はじまりのキス
茶大保の一件が落ち着き、秀麗と静蘭は後宮を出て邸に帰る事となった。
せっかく13年振りに待ち焦がれた大好きな清苑兄上に再会出来たのに。
寂しさに庭院で膝を抱えていると、背後から優しく声を掛けられた。
振り向けば、そこにいたのは…。
「せい、苑兄上…」
昔のように、庭院で泣いている私を探して見つけてくれた。
「劉輝…またこんな所で泣いていたのか?」
当時と変わらない優しい笑顔で頭を撫でられる。
「せ、せっかく兄上に会えたのに…明日帰られてしまうのでしょう?これからはまた一緒に居られるかと…私はずっと、兄上に王位に就いてほしくて、私は傍でお仕え出来ればそれでいいと…」
鼻をすすりながら立ち上がり、このひと月ずっと考えていた事を伝える。
相手の困った表情を見てしまい俯いていると肩に抱き寄せられた。
「今の私は清苑兄上ではありません。紅家の一家人ですから」
「…それでも、私は兄上がずっと大好きです。帰ってくる日をずっとずっと待っていました」
「ありがとう。私も君が大好きですよ。君がいたから私はここで生きていられた。流罪にされてからも君を忘れる日などなかった…劉輝にまた会うために生きてきたんだ。劉輝が私の1番特別な存在だよ」
「兄上…」
優しく頭をポンポンとされ、劉輝が静蘭の腕に手を添えた。
「私は、あんなに小さくて泣き虫だった劉輝が、こんなに立派に成長していてとても嬉しいですよ」
顔を上げて正面から向かい合うと、視線が同じくらいの高さでぶつかる。
昔はいつも、兄上が屈んで目線を合わせてくれていたのを思い出す。
思わず幼かった頃のように、兄の鼻先に口付けると驚いた表情の後、優しく笑顔を向けられた。
静蘭の腕が劉輝の頭を引き寄せる。
お互いの顔が近付き、唇同士が重なった。
「劉輝、愛してるよ」
あの頃、大人になるまで取っておきなさいと拒まれた唇への接吻を、兄からされた事に劉輝は頬を染め、驚いた瞳で相手を見つめる。
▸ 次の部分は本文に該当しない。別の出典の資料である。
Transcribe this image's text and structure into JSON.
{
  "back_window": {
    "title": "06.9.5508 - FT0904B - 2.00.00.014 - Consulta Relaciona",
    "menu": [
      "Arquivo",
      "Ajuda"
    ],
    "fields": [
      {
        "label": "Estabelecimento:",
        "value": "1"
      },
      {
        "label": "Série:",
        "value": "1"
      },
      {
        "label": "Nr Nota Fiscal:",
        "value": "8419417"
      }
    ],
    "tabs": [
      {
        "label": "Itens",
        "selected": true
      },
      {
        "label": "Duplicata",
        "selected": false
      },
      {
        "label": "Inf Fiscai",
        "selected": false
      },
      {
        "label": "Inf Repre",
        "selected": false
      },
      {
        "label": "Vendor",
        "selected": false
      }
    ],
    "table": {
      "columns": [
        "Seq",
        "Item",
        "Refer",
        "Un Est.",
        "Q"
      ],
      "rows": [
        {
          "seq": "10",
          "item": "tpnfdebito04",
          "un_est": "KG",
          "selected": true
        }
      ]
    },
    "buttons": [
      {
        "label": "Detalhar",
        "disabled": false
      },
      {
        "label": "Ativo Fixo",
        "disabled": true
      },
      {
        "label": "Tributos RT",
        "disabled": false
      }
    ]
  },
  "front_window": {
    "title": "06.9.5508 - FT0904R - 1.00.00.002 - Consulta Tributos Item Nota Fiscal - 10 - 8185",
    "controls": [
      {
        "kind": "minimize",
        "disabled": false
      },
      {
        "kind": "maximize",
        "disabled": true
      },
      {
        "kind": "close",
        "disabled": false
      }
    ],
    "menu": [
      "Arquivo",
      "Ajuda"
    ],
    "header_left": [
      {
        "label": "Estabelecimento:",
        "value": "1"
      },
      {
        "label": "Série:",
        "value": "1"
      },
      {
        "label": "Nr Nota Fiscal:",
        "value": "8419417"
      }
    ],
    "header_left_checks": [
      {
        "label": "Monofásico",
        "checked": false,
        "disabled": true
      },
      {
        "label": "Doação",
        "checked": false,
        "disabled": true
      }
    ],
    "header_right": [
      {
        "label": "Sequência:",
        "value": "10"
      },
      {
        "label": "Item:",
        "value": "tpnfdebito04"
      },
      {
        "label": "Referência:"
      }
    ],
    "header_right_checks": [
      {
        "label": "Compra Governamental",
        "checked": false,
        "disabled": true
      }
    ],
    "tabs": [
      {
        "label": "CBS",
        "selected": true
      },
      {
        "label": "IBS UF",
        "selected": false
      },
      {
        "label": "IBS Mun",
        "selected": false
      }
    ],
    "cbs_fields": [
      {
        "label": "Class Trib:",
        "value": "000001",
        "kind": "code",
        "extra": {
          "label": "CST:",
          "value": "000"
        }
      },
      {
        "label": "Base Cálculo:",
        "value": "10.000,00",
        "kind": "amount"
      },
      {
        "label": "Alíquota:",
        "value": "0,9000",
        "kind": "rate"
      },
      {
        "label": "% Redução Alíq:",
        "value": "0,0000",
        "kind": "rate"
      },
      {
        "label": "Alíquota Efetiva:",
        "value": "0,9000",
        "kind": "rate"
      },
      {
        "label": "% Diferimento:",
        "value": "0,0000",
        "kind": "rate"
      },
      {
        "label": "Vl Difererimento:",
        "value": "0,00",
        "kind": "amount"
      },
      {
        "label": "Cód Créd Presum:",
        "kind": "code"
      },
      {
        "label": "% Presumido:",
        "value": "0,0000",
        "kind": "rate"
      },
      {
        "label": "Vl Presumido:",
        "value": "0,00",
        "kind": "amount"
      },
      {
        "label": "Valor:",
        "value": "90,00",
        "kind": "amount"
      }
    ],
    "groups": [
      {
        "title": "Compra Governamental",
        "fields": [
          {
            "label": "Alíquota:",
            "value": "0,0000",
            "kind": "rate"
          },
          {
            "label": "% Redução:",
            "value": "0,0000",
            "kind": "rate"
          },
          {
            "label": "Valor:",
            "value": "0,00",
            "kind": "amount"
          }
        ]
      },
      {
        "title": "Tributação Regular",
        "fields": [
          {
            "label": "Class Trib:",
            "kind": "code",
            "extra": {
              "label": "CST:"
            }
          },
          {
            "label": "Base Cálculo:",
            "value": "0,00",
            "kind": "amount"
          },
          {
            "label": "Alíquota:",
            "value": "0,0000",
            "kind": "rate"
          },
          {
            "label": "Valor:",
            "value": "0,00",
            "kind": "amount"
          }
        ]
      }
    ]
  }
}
「あっ兄上…その…これ、は…私も兄上の唇に…接吻してもいいと言う事ですか…?」
この人の事だから、気の迷いなどと言う事はないだろう。
それでも信じられなくて。
「もちろんですよ。主上が望むのなら夜伽にも参ります」
その言葉に劉輝の心臓はバクバクした。
いくら小さい頃から大好きな兄上が相手でも、まさかそんな事を願っていい日が来るなんて。
「っ余は、静蘭は抱かないと決めたのだ…」
言って、両手で軽く体を押し返す。
実の兄だと気付きもしなかったあの晩。
握られていた手に安心し、一緒に寝るか?と言うと、とても戸惑った顔をしていた。
「…では私が主上に夜這をしてもいいですか?」
押し返した手の手首を掴まれて下ろされると、再度体を強く抱き締められて。
耳元で聞こえた言葉の意味に劉輝は腰が抜けて、その場に座りこんでしまった。
「主上!大丈夫ですか?」
慌てて膝をつき背中を支えてくれた兄の腕。
「だい、大丈夫なのだ…今日はもう…室に…」
まさか、自分と兄上がそんな関係になる日が訪れるとは。
あの美しい兄に抱かれる自分を想像しただけ気絶しそうなほど恥ずかしい。
静蘭の顔をまともに見る事が出来ないまま、俯いてか細く答える。
「お送りしますよ」
腕を引かれたので、つい顔を上げてしまえば、静蘭の顔が目の前にあって。
またも掠めるだけの口付けをされて。
「…本日、夜這をしても…?」
「…っ、今日はダメ!絶対ダメなのだっ!心臓がバクバクし過ぎて、余は死んでしまうぞ…」
「そうですか、ではまたの機会にしましょう」
そうして残念そうに離れた兄を見上げて劉輝は深呼吸を繰り返す。
そろそろと立ち上がろうとして、先程抜けてしまった腰に力が入らずフラフラとしていると「そんなに期待されているのですか?」なんて、静蘭が意地悪く笑いながら抱え上げた。
「ちがっ、静蘭!下ろすのだー!余は歩けるぞ!」
「主上、危ないですから暴れないでください」
庭院から室までは僅かな距離。
劉輝は仕方なく大人しく抱えられる事にしたのだった。
終わる
告白話を考えていたはずなのに…。